A Perfect Life

Growing up in middle America in the 1950s and 60s (as I did), the standard for perfection was: husband, wife, children, house with a picket fence, good job, money in the bank. We were taught to aspire to that, to see it not only as perfect, but “normal.” In addition, the silent subtext was: white, heterosexual, Christian. Anything outside those tight parameters was viewed as suspect, not a perfect American-dream life.
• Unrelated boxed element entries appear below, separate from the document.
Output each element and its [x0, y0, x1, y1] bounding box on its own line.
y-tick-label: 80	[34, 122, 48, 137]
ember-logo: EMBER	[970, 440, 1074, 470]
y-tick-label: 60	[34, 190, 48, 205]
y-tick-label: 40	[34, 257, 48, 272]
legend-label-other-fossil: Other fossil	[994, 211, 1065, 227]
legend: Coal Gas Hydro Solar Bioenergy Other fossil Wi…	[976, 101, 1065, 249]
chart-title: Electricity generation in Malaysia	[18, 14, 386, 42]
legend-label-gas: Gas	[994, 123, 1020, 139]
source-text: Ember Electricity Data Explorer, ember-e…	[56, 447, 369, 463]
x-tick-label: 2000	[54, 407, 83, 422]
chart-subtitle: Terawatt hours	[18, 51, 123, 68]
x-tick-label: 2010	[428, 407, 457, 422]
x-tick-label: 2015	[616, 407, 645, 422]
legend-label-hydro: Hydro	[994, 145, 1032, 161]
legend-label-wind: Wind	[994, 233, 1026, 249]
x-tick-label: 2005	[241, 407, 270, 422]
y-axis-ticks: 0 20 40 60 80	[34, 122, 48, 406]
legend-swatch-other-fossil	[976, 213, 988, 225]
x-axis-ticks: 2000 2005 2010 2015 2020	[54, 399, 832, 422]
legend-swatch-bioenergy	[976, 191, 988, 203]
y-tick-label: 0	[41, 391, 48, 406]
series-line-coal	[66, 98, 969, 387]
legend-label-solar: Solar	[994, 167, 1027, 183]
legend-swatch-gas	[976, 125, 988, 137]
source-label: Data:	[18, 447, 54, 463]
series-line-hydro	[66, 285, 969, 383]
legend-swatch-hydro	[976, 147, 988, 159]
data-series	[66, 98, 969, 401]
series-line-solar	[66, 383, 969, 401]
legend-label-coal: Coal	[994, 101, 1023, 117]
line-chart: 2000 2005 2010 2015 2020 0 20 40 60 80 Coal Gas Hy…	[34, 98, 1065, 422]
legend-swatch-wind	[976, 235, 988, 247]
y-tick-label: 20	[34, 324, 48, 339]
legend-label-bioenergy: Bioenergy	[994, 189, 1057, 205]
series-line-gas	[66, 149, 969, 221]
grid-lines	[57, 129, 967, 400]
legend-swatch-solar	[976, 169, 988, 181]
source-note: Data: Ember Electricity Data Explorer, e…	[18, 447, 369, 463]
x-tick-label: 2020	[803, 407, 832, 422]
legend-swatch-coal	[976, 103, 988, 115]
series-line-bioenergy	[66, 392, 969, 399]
What if you don’t fall into any of those descriptions? What if you don’t want any of those things? What if that version of “normal” feels untrue or excluding? In the late 1960s and 70s, individuals began to break through those stereotypes and claim different versions of perfect. Normal became an outdated concept, and diversity took its place. Diversity in race, religion (or none), nationality, gender, sexual preference, physical ability, age, job descriptions. Male/female stereotypes and roles began to change. Same-sex, gender-fluid, and mixed-race couples were able to live more open lives as political movements affected attitudes and expectations. Many people chose not to marry or have children at all.

New options appeared, but a number of deeply ingrained viewpoints remained. There is much yet to be transformed within our social structures. Nevertheless, change is still occurring; hearts are opening to kindness and inclusion. We are gradually bridging into a more expansive, loving future. In the meantime, how do we view our lives? What is “perfect” in the context of the world we currently live in? Maybe that is an idea, a goal, that needs to be redefined—or disappear entirely. Perhaps perfection as we have always viewed it is an illusion that only keeps us dissatisfied and looking outward for happiness and peace of mind.

Perhaps “perfect as is” is a more useful perspective— being human exactly as we are. Instead of looking at ourselves and life events and asking “What’s wrong with me?” or “Why is this happening to me?” we can view every situation as part of our soul plan, all with a purposeful design, which may not reveal itself immediately. Trust is necessary. Our minds think we know what’s best, based on what we’ve been told all our lives, but our hearts often know better. And our souls know that we were born to live the exact life we are living. Ever expanding, ever evolving.

When I look at my life that way, judgment and comparison fall away. I am not aspiring to change how everything is unfolding in order to meet some preconceived idea. Over the years, I have learned to surrender to the flow of each day’s events and to any feelings that arise. Whatever is before me and within me is what I’m meant to experience. The spiritual journey I have been on for many years has shown me that my soul is the source of my life’s direction and when I am guided by its wisdom, I am centered in inner peace and calm. If we listen, each of our souls directs us wisely. Your life is perfect as is.